Kalau kita mengkaji kata salaf di dalam Al Quran dan yang
seakar kata darinya di dalam Al qur’an, maka kita akan mendapati bahwa Al
Qur.an menyebutkan 8 kali dalam beberapa surat yang terpisah dan kata tersebut
memiliki beberapa pengertian.
Inilah ayat-ayat Al Qur’n yang menyinggung masalah kata salaf.
1.
Kata Salaf bermakna kondii jahiliyah di mana belum ada
larangan riba Allah SWT Berfirman :
الَّذِينَ يَأْكُلُونَ الرِّبَا لا
يَقُومُونَ إِلا كَمَا يَقُومُ الَّذِي يَتَخَبَّطُهُ الشَّيْطَانُ مِنَ الْمَسِّ
ذَلِكَ بِأَنَّهُمْ قَالُوا إِنَّمَا الْبَيْعُ مِثْلُ الرِّبَا وَأَحَلَّ اللَّهُ
الْبَيْعَ وَحَرَّمَ الرِّبَا فَمَنْ جَاءَهُ مَوْعِظَةٌ مِنْ رَبِّهِ فَانْتَهَى فَلَهُ
مَا سَلَفَ وَأَمْرُهُ إِلَى اللَّهِ وَمَنْ عَادَ فَأُولَئِكَ أَصْحَابُ
النَّارِ هُمْ فِيهَا خَالِدُونَ
“Orang-orang yang makan
(mengambil) riba tidak dapat berdiri melainkan seperti berdirinya orang yang
kemasukan setan lantaran (tekanan) penyakit gila. Keadaan mereka yang demikian
itu, adalah disebabkan mereka berkata (berpendapat), sesungguhnya jual beli itu
sama dengan riba, padahal Allah telah menghalalkan jual beli dan mengharamkan
riba. Orang-orang yang telah sampai kepadanya larangan dari Tuhannya, lalu
terus berhenti (dari mengambil riba), maka baginya apa yang telah
diambilnya dahulu (sebelum datang larangan); dan urusannya (terserah)

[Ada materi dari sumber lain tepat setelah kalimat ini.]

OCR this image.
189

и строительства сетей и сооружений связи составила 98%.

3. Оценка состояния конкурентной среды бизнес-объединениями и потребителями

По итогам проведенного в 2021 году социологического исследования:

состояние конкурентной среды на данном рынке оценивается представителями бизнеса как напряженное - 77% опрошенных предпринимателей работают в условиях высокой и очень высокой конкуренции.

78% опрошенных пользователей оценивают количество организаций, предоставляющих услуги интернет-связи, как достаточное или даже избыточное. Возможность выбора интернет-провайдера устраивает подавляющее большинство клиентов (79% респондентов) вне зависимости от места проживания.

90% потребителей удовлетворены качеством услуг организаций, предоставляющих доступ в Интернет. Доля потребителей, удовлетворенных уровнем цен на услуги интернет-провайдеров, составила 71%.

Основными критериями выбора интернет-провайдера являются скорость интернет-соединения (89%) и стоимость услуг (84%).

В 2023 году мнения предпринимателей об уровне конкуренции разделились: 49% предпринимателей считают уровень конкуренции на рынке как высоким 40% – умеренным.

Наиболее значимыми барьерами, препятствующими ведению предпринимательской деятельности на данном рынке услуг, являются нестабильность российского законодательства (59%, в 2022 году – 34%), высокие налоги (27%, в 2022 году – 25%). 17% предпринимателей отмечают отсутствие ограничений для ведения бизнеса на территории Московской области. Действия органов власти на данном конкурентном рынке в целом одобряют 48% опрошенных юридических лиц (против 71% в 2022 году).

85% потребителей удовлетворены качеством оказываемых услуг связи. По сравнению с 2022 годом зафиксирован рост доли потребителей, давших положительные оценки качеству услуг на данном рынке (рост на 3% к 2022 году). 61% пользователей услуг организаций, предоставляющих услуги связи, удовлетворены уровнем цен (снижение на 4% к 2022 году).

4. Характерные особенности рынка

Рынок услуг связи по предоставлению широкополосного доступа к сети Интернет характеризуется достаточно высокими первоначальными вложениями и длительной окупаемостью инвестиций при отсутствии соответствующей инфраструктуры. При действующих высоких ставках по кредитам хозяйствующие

kepada Allah. Orang yang mengulangi (mengambil riba), maka orang itu adalah
penghuni-penghuni neraka; mereka kekal di dalamnya.(QS. AL BAQARAH :275)”
2. Kata
Salaf bermakan jahiliyah yaitu masa belum ada larangan menikahi mahram..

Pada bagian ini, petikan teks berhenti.